Le ONG ambeintaliste contro il Piano europeo sulle terre rare

Il commissario Séjourné presenta i 47 progetti sui materiali critici (4 in Italia). Gli ambientalisti: «Mancano trasparenza e controlli» . L’obiettivo è ripartire dalle cave per essere meno dipendenti dai paesi extra europei
BRUXELLES. Riaprire le miniere in Europa è necessario al raggiungimento della sovranità energetica, sostiene Stéphane Séjourné, che nell’esecutivo Ue è commissario all’Industria. Ma di sicuro, l’estrazione e la lavorazione in territorio europeo delle cosiddette «materie prime critiche», tra cui le tanto ambite terre rare, ha un costo ambientale e sociale non indifferente. E mentre la Commissione preme l’acceleratore sul fronte dell’autonomia energetica, introduce anche una strategia per la «preparazione» alle crisi, militari o climatiche che siano, che sembra il correlato civile (ma neanche troppo) al piano di riarmo von der Leyen.
IERI MATTINA SÉJOURNÉ ha presentato la strategia Ue sulle terre rare a palazzo Berlaymont. A stretto giro una rete di ong ha puntato il dito contro la mancanza di trasparenza da parte della Commissione nella scelta dei 47 progetti per lo sviluppo dei materiali critici in 13 paesi Ue. Tra l’altro, la maggior parte dei nuovi progetti di estrazione e lavorazione sono nella penisola iberica, mentre i 4 indicati in Italia (in Veneto, Toscana, Lazio e Sardegna) sono basati su attività di riciclaggio. Le ong contestano che, nonostante le ripetute richieste da parte della società civile, la Commissione Ue ha evitato fino all’ultimo di rendere noti dettagli importanti, come ad esempio i criteri di valutazione dei progetti scelti, tra gli oltre 170 presentati, o l’elenco di chi li realizzerà. Così però «si compromette il controllo democratico» dei processi decisionali, sottolinea Robin Roels, coordinatore della Coalizione sulle materie prime critiche.

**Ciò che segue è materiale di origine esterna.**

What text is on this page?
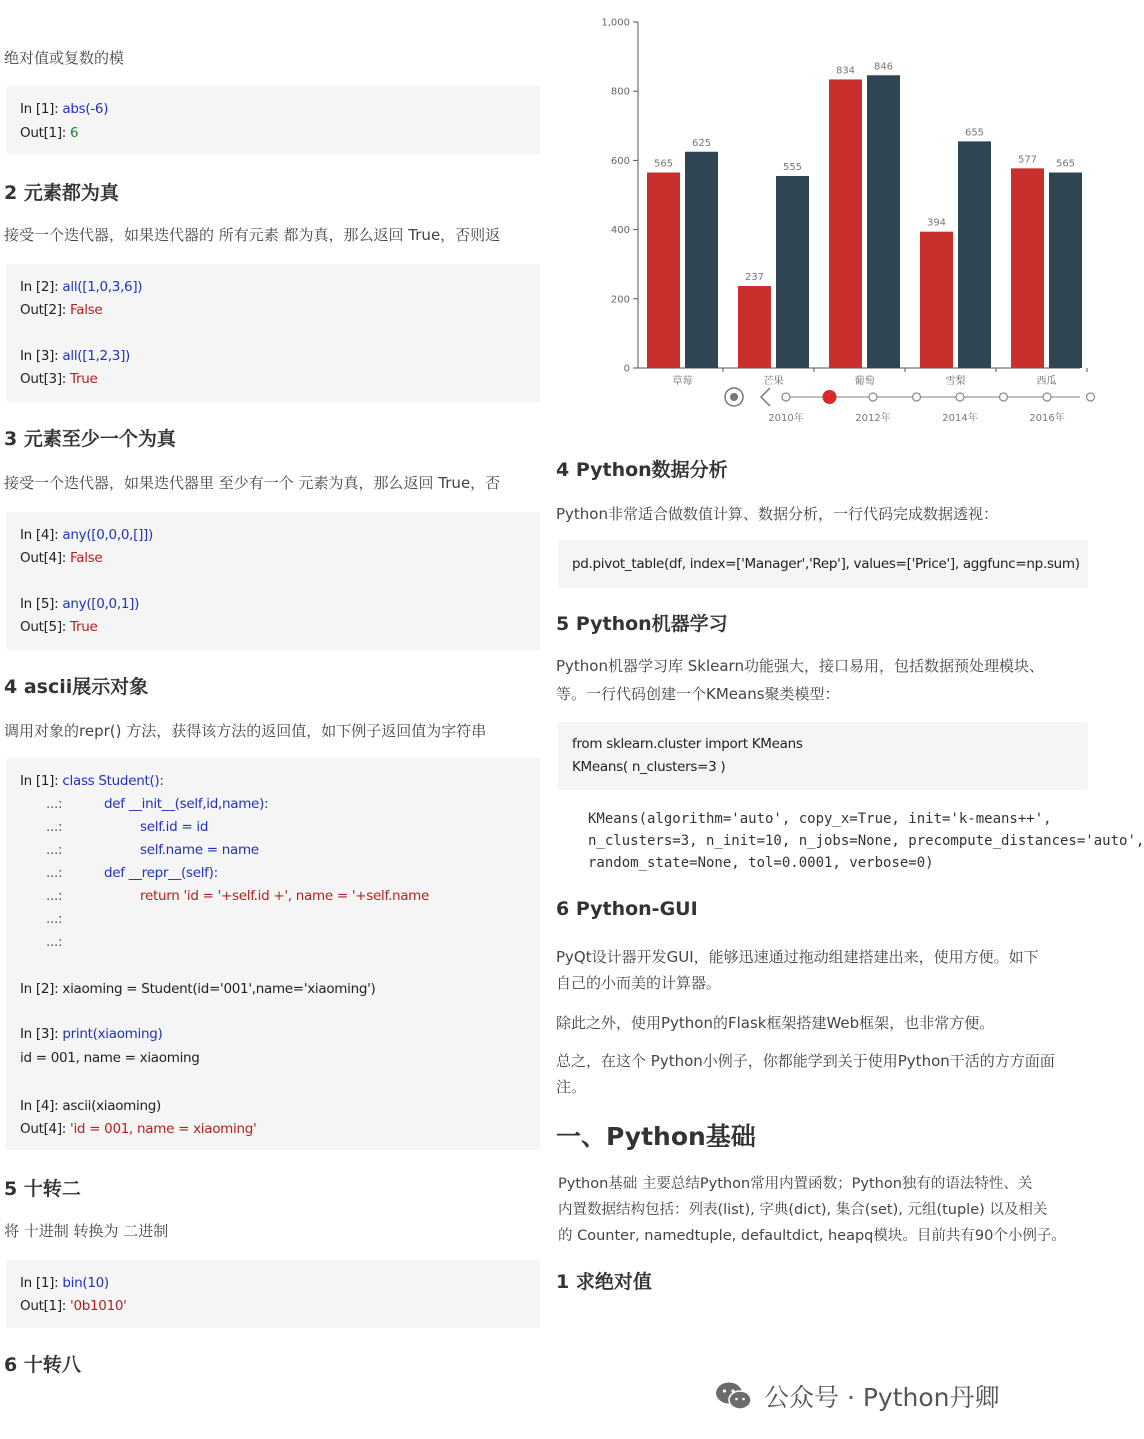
绝对值或复数的模
In [1]: abs(-6)
Out[1]: 6
2 元素都为真
接受一个迭代器，如果迭代器的 所有元素 都为真，那么返回 True，否则返
In [2]: all([1,0,3,6])
Out[2]: False
In [3]: all([1,2,3])
Out[3]: True
3 元素至少一个为真
接受一个迭代器，如果迭代器里 至少有一个 元素为真，那么返回 True，否
In [4]: any([0,0,0,[]])
Out[4]: False
In [5]: any([0,0,1])
Out[5]: True
4 ascii展示对象
调用对象的repr() 方法，获得该方法的返回值，如下例子返回值为字符串
In [1]: class Student():
...:	def __init__(self,id,name):
...:	self.id = id
...:	self.name = name
...:	def __repr__(self):
...:	return 'id = '+self.id +', name = '+self.name
...:
...:
In [2]: xiaoming = Student(id='001',name='xiaoming')
In [3]: print(xiaoming)
id = 001, name = xiaoming
In [4]: ascii(xiaoming)
Out[4]: 'id = 001, name = xiaoming'
5 十转二
将 十进制 转换为 二进制
In [1]: bin(10)
Out[1]: '0b1010'
6 十转八
0
200
400
600
800
1,000
565
625
237
555
834 846
394
655
577 565
草莓	芒果	葡萄	雪梨	西瓜
2010年	2012年	2014年	2016年
4 Python数据分析
Python非常适合做数值计算、数据分析，一行代码完成数据透视：
pd.pivot_table(df, index=['Manager','Rep'], values=['Price'], aggfunc=np.sum)
5 Python机器学习
Python机器学习库 Sklearn功能强大，接口易用，包括数据预处理模块、
等。一行代码创建一个KMeans聚类模型：
from sklearn.cluster import KMeans
KMeans( n_clusters=3 )
KMeans(algorithm='auto', copy_x=True, init='k-means++',
n_clusters=3, n_init=10, n_jobs=None, precompute_distances='auto',
random_state=None, tol=0.0001, verbose=0)
6 Python-GUI
PyQt设计器开发GUI，能够迅速通过拖动组建搭建出来，使用方便。如下
自己的小而美的计算器。
除此之外，使用Python的Flask框架搭建Web框架，也非常方便。
总之，在这个 Python小例子，你都能学到关于使用Python干活的方方面面
注。
一、Python基础
Python基础 主要总结Python常用内置函数；Python独有的语法特性、关
内置数据结构包括：列表(list), 字典(dict), 集合(set), 元组(tuple) 以及相关
的 Counter, namedtuple, defaultdict, heapq模块。目前共有90个小例子。
1 求绝对值
公众号 · Python丹卿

L’appello delle ong mette in luce come la mancanza di partecipazione «mina gravemente la fiducia del pubblico nella strategia dell’Ue». E conclude: «Se Bruxelles è seria riguardo a una transizione equa e sostenibile, deve aprire questo processo a un vero e proprio esame e garantire che le voci della comunità siano ascoltate».
NON SEMBRA SIA QUESTA la priorità della Commissione, preoccupata dalle difficoltà dell’industria europea nella fase di decarbonizzazione e dalla golden share di Pechino sull’elettrico. Al momento l’Ue importa la gran parte dei minerali – dall’alluminio al rame, dal nichel al litio – necessari alla produzione di batterie, pannelli solari o chip. Si tratta di componenti chiave per settori come l’automotive e l’high tech. E di conseguenza anche gli armamenti, ora in cima ai pensieri di Bruxelles. Per ridurre la dipendenza dal maggior esportatore, ovvero la Cina, e produrseli «in casa», Séjourné assicura procedure burocratiche semplificate che non faranno certo piacere ad ambientalisti e attivisti.
L’INVESTIMENTO INIZIALE per attivare le attività estrattive è stimato in oltre 22 miliardi di euro, che Séjourné confida in gran parte si possano reperire sul mercato. Poi però annuncia entro la fine del 2026 una centrale d’acquisto comune ai 27 paesi Ue per le materie prime critiche, come si è fatto ai tempi dei vaccini contro il Covid.
CON IL PIANO Séjourné l’Ue cerca di scrivere il suo futuro energetico, dopo essersi ritrovata in uno scenario di grande incertezza a livello internazionale. Il piano di riarmo per far fronte alla minaccia russa e sostenere militarmente Kiev ne è il segnale più evidente. Ma l’esecutivo europeo ragiona anche sull’impatto che una minaccia militare potrebbe avere sulla vita di quasi mezzo miliardo di europei, indicando come si dovrebbe reagire in caso di crisi.
È QUELLO CHE FARÀ stamattina la vicepresidente della Commissione Ue Henna Vikkunen presentando un altro piano: la Strategia di preparazione (EU Preparedness Union Strategy). Il quotidiano spagnolo El Pais ne ha anticipato alcuni passaggi, piuttosto ansiogeni ma molto significativi del clima del momento. «La preparazione e la resilienza dell’Europa di fronte alla violenza armata potrebbero essere messe alla prova in futuro», si legge nel testo. Il documento sottolinea la necessità di considerare «incidenti e crisi su larga scala, compresa la possibilità di un’aggressione armata che colpisca uno o più stati membri».